A brilliant deep dive into the spaces between friendly banter and disrespect …

Review by Salote Cama 26th Feb 2025

“Hi!! I’m Steve! Welcome to the show!”

Each of those exclamation marks are needed. In fact, I think a few more are warranted as Joshua Leota’s Steve welcomes in each and every audience member with a smile that would make his in-show namesake, and possible performative inspiration, Steve Burns of Blue’s Clues, flinch from how relentless it is.

The relentless friendliness is, of course, a performance; a costume to be donned like a bright stripped polo and khaki pants, or a grey t shirt emblazoned with a in-universe show name.
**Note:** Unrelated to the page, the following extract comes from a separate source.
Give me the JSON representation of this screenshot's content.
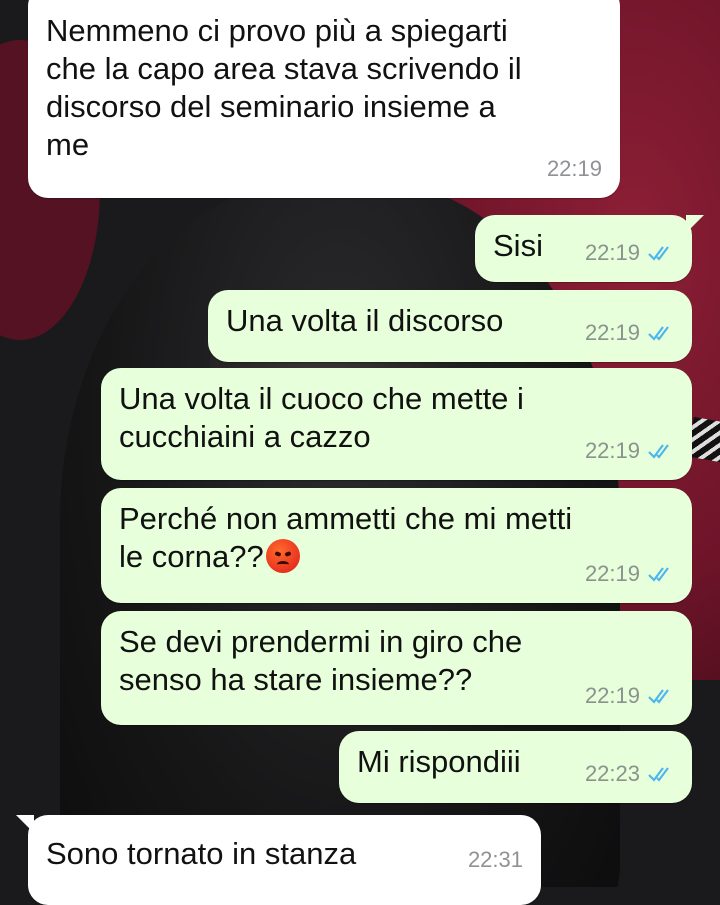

But underneath, Riding Waves, Growing Roots is a show about the nature of friendship – how it shifts, strains and sometimes just runs out of time.

At BATS until the 1st of March as part of the 2025 NZ Fringe Festival, it is produced, facilitated and co-written by Sarai Perenise-Ropeti, and co written by John Ulu Va’a. The trio of stars – Steve (Joshua Leota), Galo (John Ulu Va’a), and Jo (Justina-Rose Tua) – play performers in a fictional children’s show, Steve’s Corner, where they are expected to be larger than life, affable, fun. But outside the show, the same rules don’t apply.
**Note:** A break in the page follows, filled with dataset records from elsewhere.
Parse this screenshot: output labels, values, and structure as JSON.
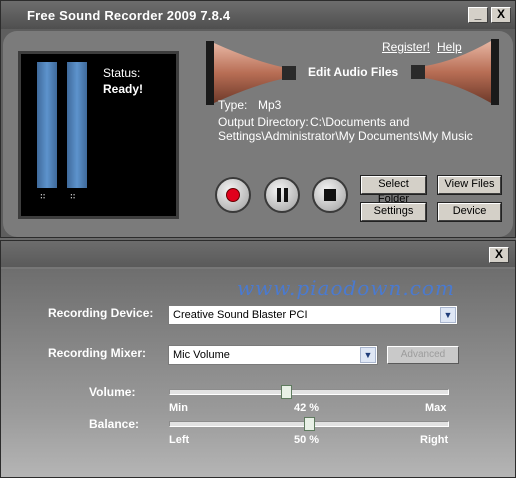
{
  "window": {
    "title": "Free Sound Recorder 2009 7.8.4",
    "minimize_label": "_",
    "close_label": "X"
  },
  "meter": {
    "status_label": "Status:",
    "status_value": "Ready!",
    "channel_dots": "∷"
  },
  "links": {
    "register": "Register!",
    "help": "Help"
  },
  "edit_audio_label": "Edit Audio Files",
  "info": {
    "type_label": "Type:",
    "type_value": "Mp3",
    "output_label": "Output Directory:",
    "output_line1": "C:\\Documents and",
    "output_line2": "Settings\\Administrator\\My Documents\\My Music"
  },
  "buttons": {
    "select_folder": "Select Folder",
    "view_files": "View Files",
    "settings": "Settings",
    "device": "Device"
  },
  "mixer_panel": {
    "close_label": "X",
    "watermark": "www.piaodown.com",
    "recording_device_label": "Recording Device:",
    "recording_device_value": "Creative Sound Blaster PCI",
    "recording_mixer_label": "Recording Mixer:",
    "recording_mixer_value": "Mic Volume",
    "advanced_label": "Advanced",
    "volume_label": "Volume:",
    "volume_min": "Min",
    "volume_value": "42 %",
    "volume_max": "Max",
    "volume_level": 0.42,
    "balance_label": "Balance:",
    "balance_left": "Left",
    "balance_value": "50 %",
    "balance_right": "Right",
    "balance_level": 0.5
  },
  "colors": {
    "accent_blue": "#5d93cc",
    "record_red": "#e0001c",
    "horn_copper": "#c98a72",
    "watermark_blue": "#4a7ad0"
  }
}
Navigating Waves, Entangling Roots

The title – Riding Waves, Growing Roots – suggests a juxtaposition: waves in motion, roots digging deep, but is it really a contradiction? In Pacific wayfinding, waves are a tool of navigation, guiding voyagers between islands, homeward or to a new home. Roots, too, are often thought of as static, something to ground us, but real roots are dynamic. They twist and tangle, constantly shifting in search of sustenance. In Riding Waves, Growing Roots, friendships function the same way. They are never truly still. They bend, break, and reshape themselves.

This theme is embedded in the performances. The characters oscillate between the exaggerated, saccharine enthusiasm of their personas and their more grounded, deeply personal selves. Galo and Jo want to bring more of themselves, more of their Pasifika culture into Steve’s Corner, but Steve resists. So much so that Galo is forced to go by ‘John’ on the show.
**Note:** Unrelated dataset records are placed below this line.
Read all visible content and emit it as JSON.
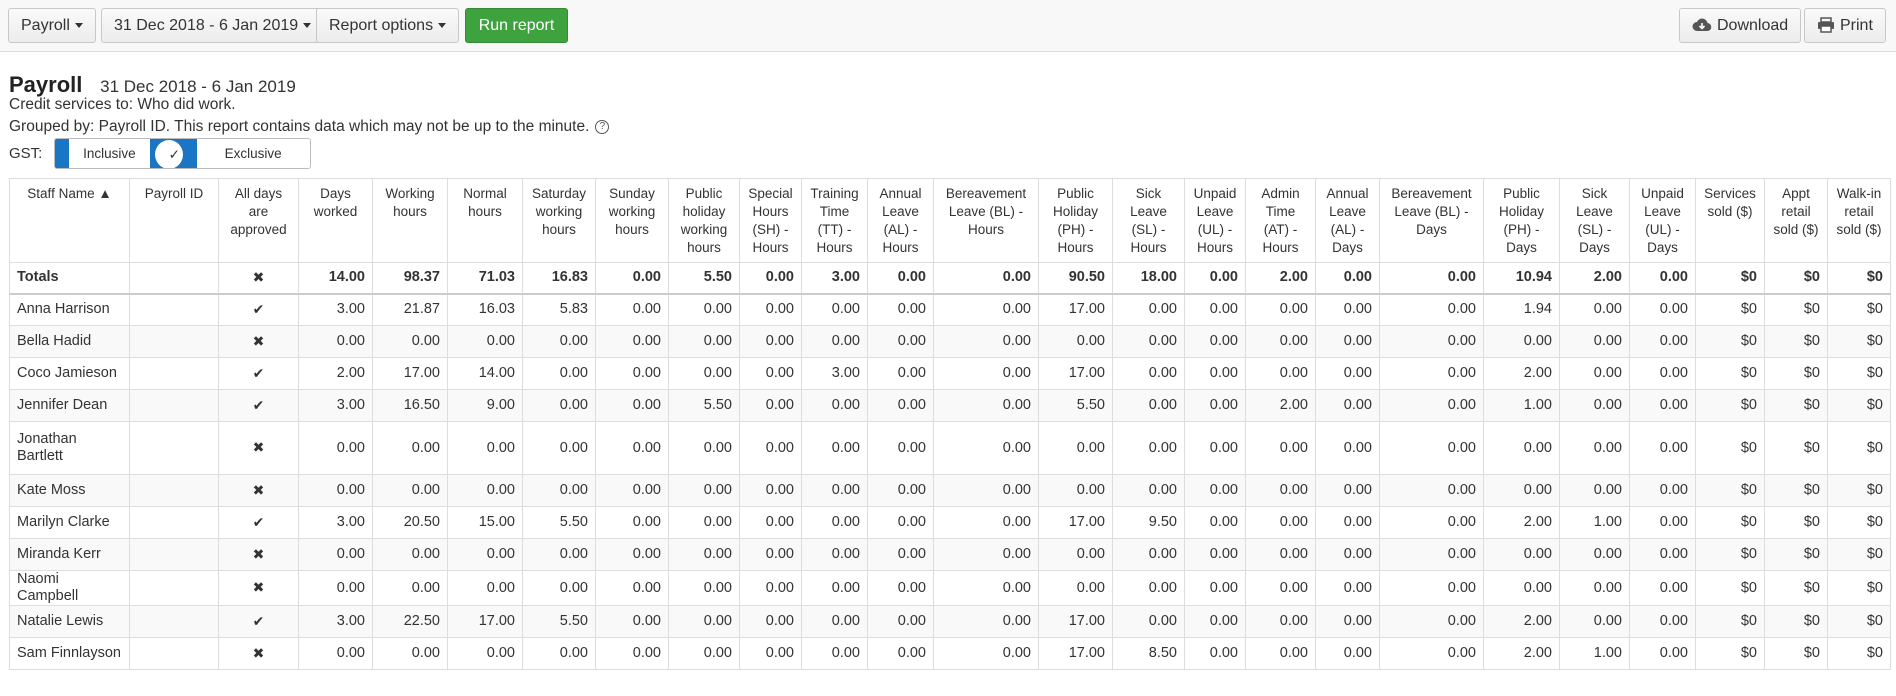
{
  "toolbar": {
    "report_type": "Payroll",
    "date_range": "31 Dec 2018 - 6 Jan 2019",
    "report_options": "Report options",
    "run_report": "Run report",
    "download": "Download",
    "print": "Print"
  },
  "report": {
    "title": "Payroll",
    "dates": "31 Dec 2018 - 6 Jan 2019",
    "credit_line": "Credit services to: Who did work.",
    "grouped_line": "Grouped by: Payroll ID. This report contains data which may not be up to the minute.",
    "help_icon": "question-circle-icon",
    "gst_label": "GST:",
    "gst_inclusive": "Inclusive",
    "gst_exclusive": "Exclusive"
  },
  "colors": {
    "run_button": "#3ea23e",
    "active_toggle": "#1a75c4"
  },
  "table": {
    "headers": [
      "Staff Name ▲",
      "Payroll ID",
      "All days are approved",
      "Days worked",
      "Working hours",
      "Normal hours",
      "Saturday working hours",
      "Sunday working hours",
      "Public holiday working hours",
      "Special Hours (SH) - Hours",
      "Training Time (TT) - Hours",
      "Annual Leave (AL) - Hours",
      "Bereavement Leave (BL) - Hours",
      "Public Holiday (PH) - Hours",
      "Sick Leave (SL) - Hours",
      "Unpaid Leave (UL) - Hours",
      "Admin Time (AT) - Hours",
      "Annual Leave (AL) - Days",
      "Bereavement Leave (BL) - Days",
      "Public Holiday (PH) - Days",
      "Sick Leave (SL) - Days",
      "Unpaid Leave (UL) - Days",
      "Services sold ($)",
      "Appt retail sold ($)",
      "Walk-in retail sold ($)"
    ],
    "totals": {
      "name": "Totals",
      "payroll_id": "",
      "approved": "cross",
      "values": [
        "14.00",
        "98.37",
        "71.03",
        "16.83",
        "0.00",
        "5.50",
        "0.00",
        "3.00",
        "0.00",
        "0.00",
        "90.50",
        "18.00",
        "0.00",
        "2.00",
        "0.00",
        "0.00",
        "10.94",
        "2.00",
        "0.00",
        "$0",
        "$0",
        "$0"
      ]
    },
    "rows": [
      {
        "name": "Anna Harrison",
        "payroll_id": "",
        "approved": "check",
        "values": [
          "3.00",
          "21.87",
          "16.03",
          "5.83",
          "0.00",
          "0.00",
          "0.00",
          "0.00",
          "0.00",
          "0.00",
          "17.00",
          "0.00",
          "0.00",
          "0.00",
          "0.00",
          "0.00",
          "1.94",
          "0.00",
          "0.00",
          "$0",
          "$0",
          "$0"
        ]
      },
      {
        "name": "Bella Hadid",
        "payroll_id": "",
        "approved": "cross",
        "values": [
          "0.00",
          "0.00",
          "0.00",
          "0.00",
          "0.00",
          "0.00",
          "0.00",
          "0.00",
          "0.00",
          "0.00",
          "0.00",
          "0.00",
          "0.00",
          "0.00",
          "0.00",
          "0.00",
          "0.00",
          "0.00",
          "0.00",
          "$0",
          "$0",
          "$0"
        ]
      },
      {
        "name": "Coco Jamieson",
        "payroll_id": "",
        "approved": "check",
        "values": [
          "2.00",
          "17.00",
          "14.00",
          "0.00",
          "0.00",
          "0.00",
          "0.00",
          "3.00",
          "0.00",
          "0.00",
          "17.00",
          "0.00",
          "0.00",
          "0.00",
          "0.00",
          "0.00",
          "2.00",
          "0.00",
          "0.00",
          "$0",
          "$0",
          "$0"
        ]
      },
      {
        "name": "Jennifer Dean",
        "payroll_id": "",
        "approved": "check",
        "values": [
          "3.00",
          "16.50",
          "9.00",
          "0.00",
          "0.00",
          "5.50",
          "0.00",
          "0.00",
          "0.00",
          "0.00",
          "5.50",
          "0.00",
          "0.00",
          "2.00",
          "0.00",
          "0.00",
          "1.00",
          "0.00",
          "0.00",
          "$0",
          "$0",
          "$0"
        ]
      },
      {
        "name": "Jonathan Bartlett",
        "payroll_id": "",
        "approved": "cross",
        "values": [
          "0.00",
          "0.00",
          "0.00",
          "0.00",
          "0.00",
          "0.00",
          "0.00",
          "0.00",
          "0.00",
          "0.00",
          "0.00",
          "0.00",
          "0.00",
          "0.00",
          "0.00",
          "0.00",
          "0.00",
          "0.00",
          "0.00",
          "$0",
          "$0",
          "$0"
        ]
      },
      {
        "name": "Kate Moss",
        "payroll_id": "",
        "approved": "cross",
        "values": [
          "0.00",
          "0.00",
          "0.00",
          "0.00",
          "0.00",
          "0.00",
          "0.00",
          "0.00",
          "0.00",
          "0.00",
          "0.00",
          "0.00",
          "0.00",
          "0.00",
          "0.00",
          "0.00",
          "0.00",
          "0.00",
          "0.00",
          "$0",
          "$0",
          "$0"
        ]
      },
      {
        "name": "Marilyn Clarke",
        "payroll_id": "",
        "approved": "check",
        "values": [
          "3.00",
          "20.50",
          "15.00",
          "5.50",
          "0.00",
          "0.00",
          "0.00",
          "0.00",
          "0.00",
          "0.00",
          "17.00",
          "9.50",
          "0.00",
          "0.00",
          "0.00",
          "0.00",
          "2.00",
          "1.00",
          "0.00",
          "$0",
          "$0",
          "$0"
        ]
      },
      {
        "name": "Miranda Kerr",
        "payroll_id": "",
        "approved": "cross",
        "values": [
          "0.00",
          "0.00",
          "0.00",
          "0.00",
          "0.00",
          "0.00",
          "0.00",
          "0.00",
          "0.00",
          "0.00",
          "0.00",
          "0.00",
          "0.00",
          "0.00",
          "0.00",
          "0.00",
          "0.00",
          "0.00",
          "0.00",
          "$0",
          "$0",
          "$0"
        ]
      },
      {
        "name": "Naomi Campbell",
        "payroll_id": "",
        "approved": "cross",
        "values": [
          "0.00",
          "0.00",
          "0.00",
          "0.00",
          "0.00",
          "0.00",
          "0.00",
          "0.00",
          "0.00",
          "0.00",
          "0.00",
          "0.00",
          "0.00",
          "0.00",
          "0.00",
          "0.00",
          "0.00",
          "0.00",
          "0.00",
          "$0",
          "$0",
          "$0"
        ]
      },
      {
        "name": "Natalie Lewis",
        "payroll_id": "",
        "approved": "check",
        "values": [
          "3.00",
          "22.50",
          "17.00",
          "5.50",
          "0.00",
          "0.00",
          "0.00",
          "0.00",
          "0.00",
          "0.00",
          "17.00",
          "0.00",
          "0.00",
          "0.00",
          "0.00",
          "0.00",
          "2.00",
          "0.00",
          "0.00",
          "$0",
          "$0",
          "$0"
        ]
      },
      {
        "name": "Sam Finnlayson",
        "payroll_id": "",
        "approved": "cross",
        "values": [
          "0.00",
          "0.00",
          "0.00",
          "0.00",
          "0.00",
          "0.00",
          "0.00",
          "0.00",
          "0.00",
          "0.00",
          "17.00",
          "8.50",
          "0.00",
          "0.00",
          "0.00",
          "0.00",
          "2.00",
          "1.00",
          "0.00",
          "$0",
          "$0",
          "$0"
        ]
      }
    ]
  }
}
The subtext isn’t hard to read. Assimilation. Erasure. Who gets to be seen as palatable for mainstream audiences?

A Stage of Stark Contrasts

The set design mirrors this conflict. It is stark, unyielding, often bathed in a cold blue light (shoutout Lighting Designer Isadora Lao) that no amount of Billy and George (hand puppets played by Galo and Jo) can warm up. It is a battlefield of make-believe, where the expectations of performance collide with the exhaustion of reality.

Galo is instantly likeable. Ulu Va’a brings an ease to the role that makes the character’s heartbreak even sharper. His performance is deeply affecting, stealing the show in quiet moments of both vulnerability and sarcasm.

Steve is intense. Leota builds on that intensity throughout the performance, which is wild because it starts so intense. There’s an almost tragic irony in the character – perhaps a nod to Steve Burns himself? – who, in 2020, released a heartfelt video checking in on the now-grown kids who watched his show. He apologised for disappearing. If even that Steve couldn’t be a good friend, what hope does our Steve have?

Jo is the anchor. Tua has the challenge of playing a character who must hold space between the clashing forces of Steve and Galo. She pulls it off masterfully, grounding their extremes while delivering her own emotional depth.

And then there’s the fight choreography – sharp, precise, and reminiscent of another beloved childhood staple: WWE. Seiuli Dwayne Johnson would be proud. And this is not the point of the review, but I would be remiss to not say that Jo was right when it came to the Rock.

Final Thoughts

Riding Waves, Growing Roots is a brilliant but hard watch. The conflict at the heart of the story hits close to home, and the writing is so naturalistic, so painfully familiar, that I find myself almost relieved when the Steve’s Corner segments appear. Their exaggerated cheerfulness provides a much-needed reprieve from the unflinching reality underneath.

Because that’s what the show ultimately is: a deep dive into the spaces between presence and absence, between friendly banter and disrespect, between the performances we put on and the truths we can’t escape.

A must-watch. Just be prepared for it to sit with you long after the final bow.